Decía Alfonso Guerra, que después
del mandato socialista iban a dejar una España que no la iba a conocer “ni la
madre que la parió”. Sin el toque populista, otros hablarán de gracejo andaluz,
del lenguaje guerrista, este nuevo gobierno socialista se ha empeñado en
instalarnos en una nueva realidad generada y gestionada por ellos con la
complicidad de un bichito microscópico que convenientemente utilizado provoca
el pánico necesario para que la sociedad se quede inerme ante quién promete la
protección frente al peligro mortal en que nos han sumido.
Está esta nueva realidad
entramada en la nueva normalidad explicada con el nuevo lenguaje que ya llevan
intentando instalar desde hace varios años, tal vez un par de décadas. Claro
que el intento, sin el miedo que paraliza y provoca entreguismo, pone en cuestión,
si uno es capaz de dar un paso atrás y evadirse del chantaje, algunas preguntas
casi elementales: ¿Puede una normalidad ser nueva? ¿La normalidad no es la
consecuencia de una vivencia habitual y sin variaciones apreciables? ¿Vivir con
miedo es vivir, o sobrevivir?
Lo decía mi amigo Mariano Para,
tras un suceso de salud grave, en una comida cuando alguien le preguntó si no
le daba miedo su normalidad a la hora de comer y beber: “A mí lo que me gusta
es vivir, no sobrevivir”
Dice el dicho, que siempre existe
a propósito en el refranero español, que el miedo siempre es un mal consejero.

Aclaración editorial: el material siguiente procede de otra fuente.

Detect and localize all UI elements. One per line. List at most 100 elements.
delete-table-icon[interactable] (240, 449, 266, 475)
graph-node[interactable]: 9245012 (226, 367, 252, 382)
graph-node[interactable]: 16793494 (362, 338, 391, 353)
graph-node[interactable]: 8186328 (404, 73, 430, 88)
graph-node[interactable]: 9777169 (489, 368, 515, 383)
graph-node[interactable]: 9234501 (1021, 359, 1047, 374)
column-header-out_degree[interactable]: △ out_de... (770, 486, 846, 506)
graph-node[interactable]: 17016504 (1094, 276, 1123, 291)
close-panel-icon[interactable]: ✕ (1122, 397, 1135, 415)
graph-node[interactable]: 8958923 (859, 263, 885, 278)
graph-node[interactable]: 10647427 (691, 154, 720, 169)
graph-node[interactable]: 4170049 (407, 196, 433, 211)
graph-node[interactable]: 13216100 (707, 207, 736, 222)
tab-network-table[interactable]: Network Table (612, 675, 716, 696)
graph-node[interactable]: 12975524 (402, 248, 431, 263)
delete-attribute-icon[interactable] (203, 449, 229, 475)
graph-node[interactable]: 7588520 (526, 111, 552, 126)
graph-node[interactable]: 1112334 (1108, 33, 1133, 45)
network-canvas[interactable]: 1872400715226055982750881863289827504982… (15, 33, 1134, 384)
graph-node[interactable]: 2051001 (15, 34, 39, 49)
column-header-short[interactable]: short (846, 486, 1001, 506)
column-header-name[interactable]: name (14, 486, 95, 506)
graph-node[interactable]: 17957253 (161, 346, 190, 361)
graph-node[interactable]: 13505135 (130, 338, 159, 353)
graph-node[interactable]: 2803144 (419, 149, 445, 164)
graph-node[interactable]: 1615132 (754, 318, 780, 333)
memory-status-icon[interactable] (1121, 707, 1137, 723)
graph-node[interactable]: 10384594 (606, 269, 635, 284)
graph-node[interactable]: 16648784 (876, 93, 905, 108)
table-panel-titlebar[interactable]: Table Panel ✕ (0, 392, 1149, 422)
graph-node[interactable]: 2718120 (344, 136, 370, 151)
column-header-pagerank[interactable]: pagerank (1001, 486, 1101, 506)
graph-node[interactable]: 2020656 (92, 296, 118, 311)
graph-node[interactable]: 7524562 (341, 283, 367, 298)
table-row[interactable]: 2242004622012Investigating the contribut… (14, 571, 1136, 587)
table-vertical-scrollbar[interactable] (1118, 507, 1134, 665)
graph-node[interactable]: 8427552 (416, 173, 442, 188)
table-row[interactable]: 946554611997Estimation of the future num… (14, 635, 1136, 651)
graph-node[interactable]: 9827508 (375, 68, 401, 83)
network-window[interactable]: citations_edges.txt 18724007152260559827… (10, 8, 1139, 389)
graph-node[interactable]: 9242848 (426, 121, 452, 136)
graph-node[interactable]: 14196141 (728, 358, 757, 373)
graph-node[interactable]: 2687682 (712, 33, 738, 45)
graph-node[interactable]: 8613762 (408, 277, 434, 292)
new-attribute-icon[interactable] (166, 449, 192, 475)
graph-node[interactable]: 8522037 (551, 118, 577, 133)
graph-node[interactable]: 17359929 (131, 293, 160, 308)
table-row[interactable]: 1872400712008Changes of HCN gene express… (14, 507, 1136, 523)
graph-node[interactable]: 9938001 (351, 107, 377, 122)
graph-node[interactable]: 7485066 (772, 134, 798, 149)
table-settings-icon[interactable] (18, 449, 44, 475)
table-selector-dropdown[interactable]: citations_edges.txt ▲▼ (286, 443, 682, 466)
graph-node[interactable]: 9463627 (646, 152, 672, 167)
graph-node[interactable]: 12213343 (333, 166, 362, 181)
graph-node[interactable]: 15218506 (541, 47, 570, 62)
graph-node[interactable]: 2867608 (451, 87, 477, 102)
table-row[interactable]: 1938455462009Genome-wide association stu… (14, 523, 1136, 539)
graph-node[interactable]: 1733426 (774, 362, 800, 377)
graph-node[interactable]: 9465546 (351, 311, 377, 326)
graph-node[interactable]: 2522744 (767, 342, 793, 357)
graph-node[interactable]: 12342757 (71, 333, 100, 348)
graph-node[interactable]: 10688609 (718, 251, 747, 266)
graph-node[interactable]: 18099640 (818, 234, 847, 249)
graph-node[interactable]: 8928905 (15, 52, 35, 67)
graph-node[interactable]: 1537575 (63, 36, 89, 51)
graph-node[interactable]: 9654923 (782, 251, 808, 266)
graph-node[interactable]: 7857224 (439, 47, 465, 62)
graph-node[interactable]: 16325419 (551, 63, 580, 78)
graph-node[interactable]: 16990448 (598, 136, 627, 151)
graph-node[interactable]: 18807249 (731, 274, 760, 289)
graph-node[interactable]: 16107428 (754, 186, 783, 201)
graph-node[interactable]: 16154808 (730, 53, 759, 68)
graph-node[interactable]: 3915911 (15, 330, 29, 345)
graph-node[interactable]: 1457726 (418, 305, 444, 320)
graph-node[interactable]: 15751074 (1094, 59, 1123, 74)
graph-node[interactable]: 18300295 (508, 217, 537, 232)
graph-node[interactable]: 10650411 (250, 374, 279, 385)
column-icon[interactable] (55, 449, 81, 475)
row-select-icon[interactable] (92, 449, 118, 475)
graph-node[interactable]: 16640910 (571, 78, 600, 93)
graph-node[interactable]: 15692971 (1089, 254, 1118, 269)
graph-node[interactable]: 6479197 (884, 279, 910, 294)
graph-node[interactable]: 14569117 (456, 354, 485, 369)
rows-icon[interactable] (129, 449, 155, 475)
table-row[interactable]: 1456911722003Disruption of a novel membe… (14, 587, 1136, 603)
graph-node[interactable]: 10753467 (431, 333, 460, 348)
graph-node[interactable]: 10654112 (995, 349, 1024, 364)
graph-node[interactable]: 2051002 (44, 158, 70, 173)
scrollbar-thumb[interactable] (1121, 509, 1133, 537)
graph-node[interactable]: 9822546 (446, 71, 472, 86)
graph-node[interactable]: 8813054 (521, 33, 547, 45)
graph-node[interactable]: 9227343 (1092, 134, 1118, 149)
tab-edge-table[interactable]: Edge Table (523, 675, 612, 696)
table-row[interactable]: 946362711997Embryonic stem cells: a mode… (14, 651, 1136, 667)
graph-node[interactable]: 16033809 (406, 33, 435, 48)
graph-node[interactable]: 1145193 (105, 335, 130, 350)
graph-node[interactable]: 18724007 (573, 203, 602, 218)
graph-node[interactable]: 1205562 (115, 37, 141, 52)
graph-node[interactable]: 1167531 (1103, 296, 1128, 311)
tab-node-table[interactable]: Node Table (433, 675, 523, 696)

No sé si lo dice el dicho, pero me atrevo a decirlo yo, no existe normalidad
con miedo, no existe la normalidad con una espada de Damocles sobre nuestras
cabezas, no existe normalidad en la permanente rémora de tamizar nuestra
convivencia, nuestra planificación vital en función de una amenaza tan
inevitable como invisible.
¿Susto o muerte? ¿Truco o trato?
Pues a lo mejor hay que elegir muerte, a lo mejor ni susto, ni trato. La vida,
que dura menos que un suspiro, su normalidad, no puede quedarse enganchada en
un miedo irracional y condicionante.
Yo no quiero una nueva
normalidad, ni siquiera explicada con un nuevo lenguaje lleno de desescaladas,
de pantallas evolutivas, como si mi vida fuera un videojuego, de controles
anónimos de mi localización, que solo serán anónimos mientras a alguien no le
interese ponerle nombre. Yo quiero mi normalidad de siempre, yo quiero vivir
sin miedo, sin policías de balcón que me digan lo que está bien o mal, sin
fases de libertad individual, sin necesidad de consultar una estadística, que
además no me creo, para saber si ese día puedo abrazar a mis amigos, o besar a
mis hijos y nieta.
El problema del poder cuando
encuentra un resquicio, es que le gusta mandar, dominar, imponer, y en cuanto
encuentra una oportunidad intenta apropiarse de unas prerrogativas sobre el
individuo que en otro caso serían derechos individuales.
Yo quiero mies derechos íntegros,
yo quiero mi libertad íntegra, yo quiero decidir mi riesgo sin que nadie venga
a hablarme del coco, del hombre del saco o del coronavirus. Yo quiero, y ya es
querer, que no se utilice a ese miedo para decirle a los demás que mi libertad
pone en peligro su salud, su vida. Primero porque no es verdad y, sobre todo,
porque si eso fuera verdad también sería responsabilidad suya y de la educación
errónea que nos habrían inculcado.
El virus mata la vida, en muchos
casos. El miedo al virus mata la libertad, siempre.